The latest exhibition from the Yale University Law Library's Rare Book Collection is on display from now through May 25, 2012. This exhibit takes a look at Monuments of Imperial Russian Law. This brings us back to the days before the Bolshevik Revolution of 1917. Russia had built up an extensive code of law under the czars, but once the Communists came to power, they tried to bury all mention of the nation's past. There was to be no memory of those terrible days before the land became a workers' paradise.

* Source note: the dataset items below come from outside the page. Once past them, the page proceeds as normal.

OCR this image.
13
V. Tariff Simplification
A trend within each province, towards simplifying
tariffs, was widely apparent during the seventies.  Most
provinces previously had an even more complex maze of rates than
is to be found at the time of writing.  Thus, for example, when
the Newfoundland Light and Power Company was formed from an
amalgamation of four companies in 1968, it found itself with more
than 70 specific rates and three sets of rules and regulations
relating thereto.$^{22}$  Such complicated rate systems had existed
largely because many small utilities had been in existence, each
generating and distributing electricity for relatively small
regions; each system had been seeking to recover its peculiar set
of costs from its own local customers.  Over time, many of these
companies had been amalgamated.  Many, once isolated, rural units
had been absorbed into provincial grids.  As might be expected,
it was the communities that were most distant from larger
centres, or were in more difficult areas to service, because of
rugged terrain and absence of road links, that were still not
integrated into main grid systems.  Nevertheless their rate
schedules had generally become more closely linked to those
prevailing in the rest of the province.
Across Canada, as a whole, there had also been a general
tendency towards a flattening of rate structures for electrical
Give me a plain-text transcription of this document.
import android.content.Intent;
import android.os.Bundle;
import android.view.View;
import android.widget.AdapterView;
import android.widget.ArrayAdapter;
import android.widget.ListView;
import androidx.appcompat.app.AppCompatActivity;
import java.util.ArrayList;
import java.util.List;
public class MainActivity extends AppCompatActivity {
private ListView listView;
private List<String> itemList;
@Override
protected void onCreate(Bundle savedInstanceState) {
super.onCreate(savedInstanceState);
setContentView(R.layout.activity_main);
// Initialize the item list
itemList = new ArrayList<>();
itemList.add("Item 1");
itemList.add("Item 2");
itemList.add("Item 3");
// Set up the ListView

With the fall of the Communists, Russia is again looking to its earlier past to help guide it through the post-Soviet era. According to William E. Butler, Distinguished Professor of Law and International Affairs at the Dickinson School of Law, Pennsylvania State University, “The post-Soviet era of Russian history has made the legacy of the pre-1917 era newly relevant in ways unimaginable. It is not merely a country recovering historical experience suppressed or distorted for ideological reasons during the Soviet regime, but a country seeking to modernize partly on the basis of its earlier legal legacy.” Butler is co-curator of the exhibition, along with Yale Law Rare Book Librarian Michael Widener. William Butler is the pre-eminent U.S. authority on the law of the former Soviet Union and is the author, co-author, editor, or translator of more than 120 books on Soviet, Russian, Ukrainian, and post-Soviet legal systems.
Among the items on display is a copy of the Sobornoe ulozhenie, printed in 1649. It was the first printed collection of Russian laws, and it continued to be used into the 19th century. There are also three versions of the Nakaz (Instructions). This statement of law was promulgated by Catherine II in 1767. It was patterned on the enlightenment thoughts coming out of France at the time. She actually wrote it in French. It provided for such things as equality of men before the law, and disapproved of the death penalty and torture (no wonder the Soviets didn't want to to remember their past). If not applied in all its humanitarian splendor, it was still a remarkable document for its time, and helped earn Catherine the sobriquet of “Catherine the Great” (without it she simply would have been “Catherine the Ordinary”).
The exhibit includes material from the Yale University libraries, the Harvard Law Library, and a private collection. It is open to the public daily from 9:00 am – 10:00 pm at the Lillian Goldman Law Library at the Yale Law School in New Haven.